Embodiments of the invention can be described by reference to or in conjunction with associated data including functions, procedures, data structures, application programs, etc. which when accessed by a machine results in the machine performing tasks or defining abstract data types or low-level hardware contexts. Associated data can be stored in, for example, the volatile and/or non-volatile memory, e.g., RAM, ROM, etc., or in other storage devices and their associated storage media, including hard-drives, floppy-disks, optical storage, tapes, flash memory, memory sticks, digital video disks, biological storage, etc. Associated data can be delivered over transmission environments, including the physical and/or logical network, in the form of packets, serial data, parallel data, propagated signals, etc., and can be used in a compressed or encrypted format. Associated data can be used in a distributed environment, and stored locally and/or remotely for machine access.

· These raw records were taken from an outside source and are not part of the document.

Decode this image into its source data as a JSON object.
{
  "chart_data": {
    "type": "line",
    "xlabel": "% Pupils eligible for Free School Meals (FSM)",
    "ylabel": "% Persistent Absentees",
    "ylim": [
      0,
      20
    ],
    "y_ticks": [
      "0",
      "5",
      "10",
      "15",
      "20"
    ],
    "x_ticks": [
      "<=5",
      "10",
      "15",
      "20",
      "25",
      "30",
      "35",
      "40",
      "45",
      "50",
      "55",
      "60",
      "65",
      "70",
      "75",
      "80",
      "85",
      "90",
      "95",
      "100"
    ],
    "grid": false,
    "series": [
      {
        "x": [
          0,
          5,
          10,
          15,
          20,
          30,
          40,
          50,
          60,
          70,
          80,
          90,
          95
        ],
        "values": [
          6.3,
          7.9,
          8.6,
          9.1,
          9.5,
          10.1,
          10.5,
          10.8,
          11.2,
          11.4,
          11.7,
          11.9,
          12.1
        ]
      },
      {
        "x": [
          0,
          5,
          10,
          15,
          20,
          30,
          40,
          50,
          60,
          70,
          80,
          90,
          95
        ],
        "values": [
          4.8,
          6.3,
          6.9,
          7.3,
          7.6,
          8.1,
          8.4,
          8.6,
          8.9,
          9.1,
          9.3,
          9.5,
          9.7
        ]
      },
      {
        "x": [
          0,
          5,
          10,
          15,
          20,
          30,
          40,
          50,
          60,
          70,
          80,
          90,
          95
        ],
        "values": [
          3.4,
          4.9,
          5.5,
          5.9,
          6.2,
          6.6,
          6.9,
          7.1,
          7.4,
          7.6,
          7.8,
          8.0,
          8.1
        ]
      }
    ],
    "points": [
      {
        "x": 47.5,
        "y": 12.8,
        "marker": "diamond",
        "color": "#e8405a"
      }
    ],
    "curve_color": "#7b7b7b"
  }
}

Having described and illustrated the principles of the invention with reference to illustrated embodiments, it will be recognized that the illustrated embodiments can be modified in arrangement and detail without departing from such principles, and can be combined in any desired manner. And although the foregoing discussion has focused on particular embodiments, other configurations are contemplated. In particular, even though expressions such as “according to an embodiment of the invention” or the like are used herein, these phrases are meant to generally reference embodiment possibilities, and are not intended to limit the invention to particular embodiment configurations. As used herein, these terms can reference the same or different embodiments that are combinable into other embodiments.

Embodiments of the invention may include a non-transitory machine-readable medium comprising instructions executable by one or more processors, the instructions comprising instructions to perform the elements of the inventive concepts as described herein.